Compile a PHP program to check the number of Chinese characters in the string for instance sharing

Source: Internet
Author: User
Sometimes we need to calculate the number of words contained in a string. For a pure English string, the number of words equals the length of the string, which can be obtained using the strlen function. But what if the string contains Chinese characters? Mb_strlen can be implemented, but unfortunately the extension is not installed, so implement it by yourself. Php has an extension which is generally required. We can use mb_strlen to obtain

Sometimes we need to calculate the number of words contained in a string. For a pure English string, the number of words equals the length of the string, which can be obtained using the strlen function. But what if the string contains Chinese characters?
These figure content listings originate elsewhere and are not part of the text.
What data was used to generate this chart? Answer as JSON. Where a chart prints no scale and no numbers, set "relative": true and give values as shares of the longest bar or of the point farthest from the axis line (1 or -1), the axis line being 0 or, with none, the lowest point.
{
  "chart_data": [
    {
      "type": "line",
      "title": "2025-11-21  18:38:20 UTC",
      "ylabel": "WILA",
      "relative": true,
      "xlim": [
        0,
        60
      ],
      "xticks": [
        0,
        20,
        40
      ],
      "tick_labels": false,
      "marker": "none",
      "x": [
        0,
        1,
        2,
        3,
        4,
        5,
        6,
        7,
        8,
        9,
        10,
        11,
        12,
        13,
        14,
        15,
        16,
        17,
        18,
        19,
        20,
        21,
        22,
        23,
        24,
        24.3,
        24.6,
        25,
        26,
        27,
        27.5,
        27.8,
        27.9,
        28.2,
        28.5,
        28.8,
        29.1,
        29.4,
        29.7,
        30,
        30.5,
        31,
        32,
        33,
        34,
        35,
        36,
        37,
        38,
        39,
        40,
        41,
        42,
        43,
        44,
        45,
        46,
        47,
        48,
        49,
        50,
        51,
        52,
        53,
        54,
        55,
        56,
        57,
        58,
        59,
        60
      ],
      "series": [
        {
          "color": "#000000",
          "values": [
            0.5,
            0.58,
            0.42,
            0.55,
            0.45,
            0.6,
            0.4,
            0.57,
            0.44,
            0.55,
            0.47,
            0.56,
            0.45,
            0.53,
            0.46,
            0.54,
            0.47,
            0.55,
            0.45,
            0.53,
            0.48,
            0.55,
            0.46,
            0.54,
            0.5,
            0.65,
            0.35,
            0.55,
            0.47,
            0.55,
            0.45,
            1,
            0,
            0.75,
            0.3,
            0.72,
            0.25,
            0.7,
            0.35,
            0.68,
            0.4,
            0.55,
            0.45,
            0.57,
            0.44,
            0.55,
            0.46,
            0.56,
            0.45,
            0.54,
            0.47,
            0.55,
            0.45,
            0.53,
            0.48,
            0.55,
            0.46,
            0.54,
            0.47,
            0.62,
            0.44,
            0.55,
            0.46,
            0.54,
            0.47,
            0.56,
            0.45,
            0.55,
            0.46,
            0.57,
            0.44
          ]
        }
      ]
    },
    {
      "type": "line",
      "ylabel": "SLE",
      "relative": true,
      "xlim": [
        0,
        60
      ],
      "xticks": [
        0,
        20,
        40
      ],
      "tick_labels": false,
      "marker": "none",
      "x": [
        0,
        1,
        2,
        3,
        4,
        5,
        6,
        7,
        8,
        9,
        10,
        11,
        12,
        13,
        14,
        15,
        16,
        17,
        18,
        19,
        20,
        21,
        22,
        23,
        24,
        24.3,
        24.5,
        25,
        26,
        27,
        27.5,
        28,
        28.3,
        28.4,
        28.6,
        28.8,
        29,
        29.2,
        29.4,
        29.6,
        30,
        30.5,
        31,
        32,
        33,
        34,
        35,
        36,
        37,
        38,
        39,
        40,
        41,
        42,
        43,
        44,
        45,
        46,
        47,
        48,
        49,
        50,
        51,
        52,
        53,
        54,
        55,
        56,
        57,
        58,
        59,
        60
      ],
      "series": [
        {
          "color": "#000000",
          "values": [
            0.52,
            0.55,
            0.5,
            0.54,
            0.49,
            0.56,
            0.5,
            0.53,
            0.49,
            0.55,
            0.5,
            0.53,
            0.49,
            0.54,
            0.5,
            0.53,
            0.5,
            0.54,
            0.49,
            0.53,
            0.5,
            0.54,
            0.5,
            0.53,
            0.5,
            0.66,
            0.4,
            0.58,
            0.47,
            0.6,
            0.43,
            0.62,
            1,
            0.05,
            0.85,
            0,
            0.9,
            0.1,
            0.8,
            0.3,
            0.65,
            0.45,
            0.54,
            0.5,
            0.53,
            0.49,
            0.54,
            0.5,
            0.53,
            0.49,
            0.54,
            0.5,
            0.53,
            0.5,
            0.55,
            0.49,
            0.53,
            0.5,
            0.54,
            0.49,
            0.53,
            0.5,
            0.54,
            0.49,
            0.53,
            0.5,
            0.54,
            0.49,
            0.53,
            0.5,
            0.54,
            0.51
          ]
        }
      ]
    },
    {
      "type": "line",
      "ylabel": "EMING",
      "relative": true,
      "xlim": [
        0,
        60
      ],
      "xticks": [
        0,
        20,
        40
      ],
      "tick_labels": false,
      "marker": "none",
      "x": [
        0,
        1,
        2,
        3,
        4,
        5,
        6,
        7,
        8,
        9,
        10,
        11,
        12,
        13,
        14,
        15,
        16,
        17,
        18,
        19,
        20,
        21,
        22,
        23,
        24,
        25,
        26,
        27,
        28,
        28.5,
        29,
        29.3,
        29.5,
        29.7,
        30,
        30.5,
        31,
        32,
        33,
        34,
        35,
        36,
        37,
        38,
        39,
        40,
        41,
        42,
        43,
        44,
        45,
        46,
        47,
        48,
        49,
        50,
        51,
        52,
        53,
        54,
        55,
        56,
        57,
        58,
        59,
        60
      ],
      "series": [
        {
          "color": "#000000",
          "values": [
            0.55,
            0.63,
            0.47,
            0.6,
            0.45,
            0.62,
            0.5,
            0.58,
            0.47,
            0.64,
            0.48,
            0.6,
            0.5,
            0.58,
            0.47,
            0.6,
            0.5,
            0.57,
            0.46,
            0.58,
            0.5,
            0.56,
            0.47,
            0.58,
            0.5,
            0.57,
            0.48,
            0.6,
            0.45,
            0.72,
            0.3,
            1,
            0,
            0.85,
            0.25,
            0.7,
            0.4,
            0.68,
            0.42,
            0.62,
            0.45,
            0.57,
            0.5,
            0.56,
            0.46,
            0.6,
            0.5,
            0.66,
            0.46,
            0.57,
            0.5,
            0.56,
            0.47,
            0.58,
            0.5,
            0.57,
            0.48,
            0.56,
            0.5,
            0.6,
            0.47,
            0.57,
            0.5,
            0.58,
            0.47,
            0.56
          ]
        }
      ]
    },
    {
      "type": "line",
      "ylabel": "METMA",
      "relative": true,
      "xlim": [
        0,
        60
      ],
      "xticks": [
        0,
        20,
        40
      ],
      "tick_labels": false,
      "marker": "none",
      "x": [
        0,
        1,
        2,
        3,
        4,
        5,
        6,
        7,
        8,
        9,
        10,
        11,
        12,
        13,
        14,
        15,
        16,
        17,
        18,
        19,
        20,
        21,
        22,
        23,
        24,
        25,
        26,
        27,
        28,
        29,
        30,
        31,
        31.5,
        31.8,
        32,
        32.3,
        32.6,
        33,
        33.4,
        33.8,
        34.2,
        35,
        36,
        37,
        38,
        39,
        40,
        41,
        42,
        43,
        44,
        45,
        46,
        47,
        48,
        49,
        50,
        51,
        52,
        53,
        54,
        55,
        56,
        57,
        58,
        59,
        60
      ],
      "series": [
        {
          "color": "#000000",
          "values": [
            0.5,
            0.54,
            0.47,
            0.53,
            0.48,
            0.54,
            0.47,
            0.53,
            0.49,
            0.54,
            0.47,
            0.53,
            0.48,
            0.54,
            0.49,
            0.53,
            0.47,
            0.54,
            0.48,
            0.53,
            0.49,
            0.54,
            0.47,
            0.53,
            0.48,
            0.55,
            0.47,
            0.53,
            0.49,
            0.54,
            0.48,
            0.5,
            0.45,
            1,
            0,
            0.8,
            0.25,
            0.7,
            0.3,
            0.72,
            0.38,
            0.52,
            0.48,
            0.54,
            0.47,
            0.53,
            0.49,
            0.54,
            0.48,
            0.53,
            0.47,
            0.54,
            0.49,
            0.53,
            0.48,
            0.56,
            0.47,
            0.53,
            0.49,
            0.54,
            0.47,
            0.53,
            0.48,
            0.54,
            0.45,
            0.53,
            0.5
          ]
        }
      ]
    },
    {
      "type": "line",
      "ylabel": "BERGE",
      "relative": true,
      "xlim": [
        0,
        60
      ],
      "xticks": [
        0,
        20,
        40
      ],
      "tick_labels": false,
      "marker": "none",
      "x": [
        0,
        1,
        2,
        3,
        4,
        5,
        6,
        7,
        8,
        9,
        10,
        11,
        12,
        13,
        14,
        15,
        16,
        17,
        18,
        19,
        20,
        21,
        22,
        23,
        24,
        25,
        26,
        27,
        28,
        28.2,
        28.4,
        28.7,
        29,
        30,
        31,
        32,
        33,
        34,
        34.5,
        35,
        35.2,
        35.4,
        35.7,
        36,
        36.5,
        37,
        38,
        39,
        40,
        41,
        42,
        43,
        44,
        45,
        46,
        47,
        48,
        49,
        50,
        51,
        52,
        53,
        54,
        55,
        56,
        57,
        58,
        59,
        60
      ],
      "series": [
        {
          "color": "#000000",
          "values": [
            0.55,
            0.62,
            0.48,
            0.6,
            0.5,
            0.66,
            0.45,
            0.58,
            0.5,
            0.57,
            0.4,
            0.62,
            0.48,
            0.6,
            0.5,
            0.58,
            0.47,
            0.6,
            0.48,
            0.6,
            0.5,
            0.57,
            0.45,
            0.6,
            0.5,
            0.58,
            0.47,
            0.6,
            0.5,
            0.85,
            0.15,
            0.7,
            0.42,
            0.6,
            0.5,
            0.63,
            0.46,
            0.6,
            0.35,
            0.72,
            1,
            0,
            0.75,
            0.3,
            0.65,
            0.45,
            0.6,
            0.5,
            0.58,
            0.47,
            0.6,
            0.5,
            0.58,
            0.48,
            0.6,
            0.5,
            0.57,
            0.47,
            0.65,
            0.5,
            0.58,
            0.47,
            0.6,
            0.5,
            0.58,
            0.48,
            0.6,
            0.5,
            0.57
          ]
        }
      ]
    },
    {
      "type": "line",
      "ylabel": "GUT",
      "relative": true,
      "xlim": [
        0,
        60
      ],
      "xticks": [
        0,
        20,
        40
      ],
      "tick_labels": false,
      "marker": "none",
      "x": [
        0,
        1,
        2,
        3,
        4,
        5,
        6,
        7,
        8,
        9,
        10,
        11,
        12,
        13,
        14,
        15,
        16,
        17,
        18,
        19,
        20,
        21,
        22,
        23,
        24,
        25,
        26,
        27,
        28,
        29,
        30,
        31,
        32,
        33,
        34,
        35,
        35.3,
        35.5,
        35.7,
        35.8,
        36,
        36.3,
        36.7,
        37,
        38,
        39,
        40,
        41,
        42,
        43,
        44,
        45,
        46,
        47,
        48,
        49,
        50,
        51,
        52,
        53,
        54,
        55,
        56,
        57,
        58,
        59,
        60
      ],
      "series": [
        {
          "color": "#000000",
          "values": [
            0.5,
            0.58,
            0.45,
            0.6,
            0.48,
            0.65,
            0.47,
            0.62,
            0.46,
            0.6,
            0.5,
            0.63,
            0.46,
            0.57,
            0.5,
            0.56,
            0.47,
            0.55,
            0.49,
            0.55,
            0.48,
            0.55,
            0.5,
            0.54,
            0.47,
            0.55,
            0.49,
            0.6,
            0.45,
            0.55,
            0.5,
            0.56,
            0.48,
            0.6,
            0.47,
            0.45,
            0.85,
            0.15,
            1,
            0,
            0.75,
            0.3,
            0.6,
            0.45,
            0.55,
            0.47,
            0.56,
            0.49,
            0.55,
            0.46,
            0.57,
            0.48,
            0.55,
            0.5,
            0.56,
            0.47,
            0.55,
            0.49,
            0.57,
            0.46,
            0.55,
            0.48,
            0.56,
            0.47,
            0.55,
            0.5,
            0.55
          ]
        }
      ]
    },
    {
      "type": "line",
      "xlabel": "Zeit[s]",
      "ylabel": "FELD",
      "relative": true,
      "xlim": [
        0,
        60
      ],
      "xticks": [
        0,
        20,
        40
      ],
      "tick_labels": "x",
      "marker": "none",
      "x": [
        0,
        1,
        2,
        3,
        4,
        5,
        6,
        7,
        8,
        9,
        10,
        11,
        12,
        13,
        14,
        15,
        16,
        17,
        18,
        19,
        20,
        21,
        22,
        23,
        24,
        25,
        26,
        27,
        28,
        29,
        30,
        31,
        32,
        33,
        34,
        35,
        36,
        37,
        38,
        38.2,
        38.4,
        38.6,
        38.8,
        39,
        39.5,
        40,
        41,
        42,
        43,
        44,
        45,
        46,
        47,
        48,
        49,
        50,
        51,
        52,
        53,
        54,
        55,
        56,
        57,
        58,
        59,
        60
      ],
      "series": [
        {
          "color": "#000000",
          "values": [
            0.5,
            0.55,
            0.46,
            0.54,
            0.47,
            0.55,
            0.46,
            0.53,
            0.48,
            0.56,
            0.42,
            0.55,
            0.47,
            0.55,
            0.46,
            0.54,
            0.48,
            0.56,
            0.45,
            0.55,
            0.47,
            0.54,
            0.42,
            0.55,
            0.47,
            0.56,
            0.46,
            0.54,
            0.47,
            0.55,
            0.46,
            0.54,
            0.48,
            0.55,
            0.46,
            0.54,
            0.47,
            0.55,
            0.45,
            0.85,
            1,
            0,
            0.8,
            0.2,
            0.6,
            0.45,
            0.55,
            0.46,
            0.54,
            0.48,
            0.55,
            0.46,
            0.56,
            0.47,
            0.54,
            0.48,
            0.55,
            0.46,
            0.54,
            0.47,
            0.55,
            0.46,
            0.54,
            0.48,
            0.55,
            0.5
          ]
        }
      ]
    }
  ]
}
Mb_strlen can be implemented, but unfortunately the extension is not installed, so implement it by yourself. Php has an extension which is generally required. We can use mb_strlen to obtain

Sometimes we need to calculate the number of words contained in a string. For a pure English string, the number of words equals the length of the string.
The strlen function can be obtained, but what if the string contains Chinese characters? Mb_strlen can be implemented, but unfortunately the extension is not installed, so implement it by yourself.

Php has an extension which is generally required. We can use mb_strlen to obtain the characters in the string. The usage is generally as follows:

$ Len = mb_strlen ("you are my little apple", "UTF-8 ");


Expected String Length: 7.

What if the mb extension is not installed? Implement it by yourself.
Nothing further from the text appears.